The chief executive of flybuys, John Merakovsky, says loyalty card programs are as important as ever for consumers despite the COVID-19 pandemic disrupting the retail sector.

Mr Merakovsky, who heads up the 8.6 million member-strong scheme, told The Age and The Sydney Morning Herald as the country's economic woes worsen, rewards programs would become important for customers looking to save money.

John Merakovsky, CEO of flybuys.Credit:

"The economic environment brought on as a consequence of the pandemic drives more people to loyalty programs like flybuys," he said.

"One, because there's a flight to safety and our brand is well trusted, and secondly because household budgets are strained so any more value customers can get out of their shop, they're looking to do so."

However, these thrifty customers are increasingly shunning the traditional plastic cards in their wallets, he said, as fears of spreading the virus put contactless options in the spotlight.

Use of the flybuys app has increased significantly in recent months, Mr Merakovsky said, but overall card scan rates decreased early in the year as customers were less focused on picking up points and more focused on getting in and out of supermarkets quickly.

Scan rates have since improved and have returned largely to normal, he said.

Flybuys is co-owned by supermarket giant Coles and retail conglomerate Wesfarmers, which retained part ownership after de-merging Coles in 2018. For the 2019 financial year, the company turned over $326 million in revenue and reported an $8.4 million profit.

In an effort to boost the program's exposure to the booming online retail space, flybuys has announced that shoppers at Wesfarmers' recently acquired Catch division would be able to collect one flybuys point for every $1 spent on eligible products at the online marketplace.

Mr Merakovsky said the partnership would not only improve usage of the program but was also an important step in flybuys' broader expansion strategy of targeting specific retail and service verticals to partner with.

The days of the flybuys card may be limited as customers flock to contactless options thanks to COVID-19.Credit:Louie Douvis

"We have 22 partners in the network, and while we're certainly looking to expand the offering in terms of other areas of spend, we don't want to expand it ad infinitum," he said.

"We tend to partner with a small number of retailers in particular areas or service providers, rather than with everybody in that category. If we went too broad in a particular category, then there's no differentiation."

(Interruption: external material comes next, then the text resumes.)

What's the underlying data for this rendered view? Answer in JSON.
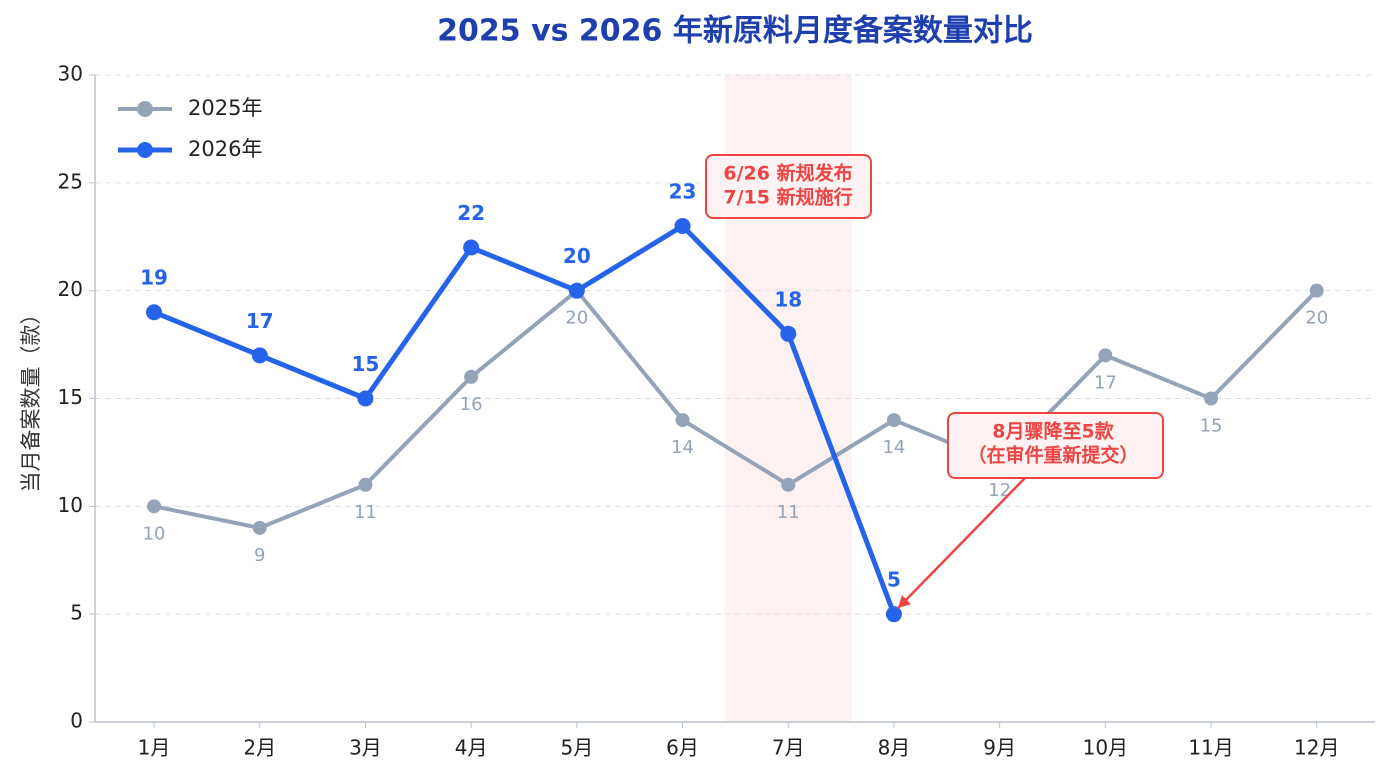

Flybuys dominance has been challenged in recent years thanks to the rise of online 'cashback' providers such as Cashrewards and Shopback, which garner customer loyalty by providing immediate cash refunds for shopping at certain online retailers.

Mr Merakovsky remains unfazed by the rising popularity of these services, saying traditional "deep loyalty" programs such as flybuys still hold significant relevance.

"There's a psychological boost people get from collecting points themselves, and there's an immediate reward for collecting the points as well as the future reward of redemption," he said.

"Collecting points is also a means of saving towards a discretionary goal, and I don't think cashback provides that same facility."